No! No! Stop! Intellect is Not All. Horrors. Horrors on every side. What I Could Tell You. Which I will, someday, when I think you ladies are strong enough to handle it.
I wasn't putting out the Intellect is the sole measure upon which men should be judged, I was merely agreeing with your statement.
When I think of the men I followed after whose sole contribution to the relationship was a pretty face I am mortified. A stark contrast to the men possessing the extraordinary ability to converse upon multitudes of Subjects Categorical but who lacked even the most primary attractiveness (to me)...
I think I may have to write my own post about this. Eventually.
I think we are still on the same page. Or I may be protesting too much!
Oh, I am sure we are, my dear. I was merely teasing.

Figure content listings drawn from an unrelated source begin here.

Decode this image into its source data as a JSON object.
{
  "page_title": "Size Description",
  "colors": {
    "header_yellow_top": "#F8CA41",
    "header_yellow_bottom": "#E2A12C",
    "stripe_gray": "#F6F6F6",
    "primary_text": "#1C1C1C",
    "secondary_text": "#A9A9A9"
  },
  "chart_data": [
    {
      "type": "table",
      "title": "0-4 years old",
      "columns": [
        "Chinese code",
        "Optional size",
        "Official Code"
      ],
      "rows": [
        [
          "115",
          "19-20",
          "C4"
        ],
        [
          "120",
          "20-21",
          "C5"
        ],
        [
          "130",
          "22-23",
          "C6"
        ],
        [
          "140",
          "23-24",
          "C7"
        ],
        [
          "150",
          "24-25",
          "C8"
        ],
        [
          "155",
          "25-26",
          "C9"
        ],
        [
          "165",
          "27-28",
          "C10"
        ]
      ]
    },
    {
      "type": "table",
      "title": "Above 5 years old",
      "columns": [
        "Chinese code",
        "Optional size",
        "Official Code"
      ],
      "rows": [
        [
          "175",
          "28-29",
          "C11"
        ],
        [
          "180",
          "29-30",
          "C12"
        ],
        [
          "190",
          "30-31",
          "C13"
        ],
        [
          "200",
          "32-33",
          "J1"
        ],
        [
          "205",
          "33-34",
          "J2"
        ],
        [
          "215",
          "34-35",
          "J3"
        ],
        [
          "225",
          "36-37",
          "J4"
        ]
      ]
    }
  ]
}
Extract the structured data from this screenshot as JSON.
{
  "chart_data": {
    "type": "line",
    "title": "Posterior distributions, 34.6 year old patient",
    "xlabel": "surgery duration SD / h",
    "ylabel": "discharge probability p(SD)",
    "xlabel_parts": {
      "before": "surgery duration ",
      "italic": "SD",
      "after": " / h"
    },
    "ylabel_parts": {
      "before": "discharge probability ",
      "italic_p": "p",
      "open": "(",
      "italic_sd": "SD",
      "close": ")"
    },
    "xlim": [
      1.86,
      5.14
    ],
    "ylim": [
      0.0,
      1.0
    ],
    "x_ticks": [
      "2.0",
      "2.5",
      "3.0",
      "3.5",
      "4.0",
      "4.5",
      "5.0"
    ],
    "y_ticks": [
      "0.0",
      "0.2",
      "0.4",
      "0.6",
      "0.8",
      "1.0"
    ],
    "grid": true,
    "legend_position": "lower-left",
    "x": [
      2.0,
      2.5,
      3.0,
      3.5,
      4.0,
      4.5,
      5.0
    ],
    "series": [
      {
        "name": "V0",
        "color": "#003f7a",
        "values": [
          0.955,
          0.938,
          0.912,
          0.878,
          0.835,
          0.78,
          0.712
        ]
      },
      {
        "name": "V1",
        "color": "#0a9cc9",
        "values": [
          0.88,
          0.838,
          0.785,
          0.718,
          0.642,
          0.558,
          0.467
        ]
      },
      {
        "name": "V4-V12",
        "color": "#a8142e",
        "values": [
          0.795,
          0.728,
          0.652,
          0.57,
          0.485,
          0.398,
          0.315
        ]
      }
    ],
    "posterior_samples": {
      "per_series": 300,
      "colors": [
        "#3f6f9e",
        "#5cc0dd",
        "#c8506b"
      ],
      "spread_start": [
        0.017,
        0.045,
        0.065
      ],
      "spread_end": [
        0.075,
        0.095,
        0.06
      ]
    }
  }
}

I have my own experiences with men of genius-level IQ and no emotional sensitivity whatsoever. On the whole, though they are fascinating, I have to say that this kind does more damage.
Then there's the intelligent man who's so full of himself he doesn't realize that, despite his intelligence, he's a buffoon.
Very good way of putting it, Morgan. I seem to have encountered far more intelligent buffoons among men than women--I believe it is the linear mindset, plus possibly an effect of growing up around people who do not come close to matching one's own intellect. One starts to assume that one is the only smart person in the world.
You are also correct about resonance of compatibilities. Quantification of someone's intelligence or sexual desirability leaves out the most important thing--whether there is resonance or not. I know infinite numbers of smart persons with whom I have trouble sustaining a ten-minute conversation; we are simply not on the same wavelength. Then there are the brilliant, glorious losers with whom I have engaged in esoteric tangos for years, before finally leaping clear of the merry-go-round.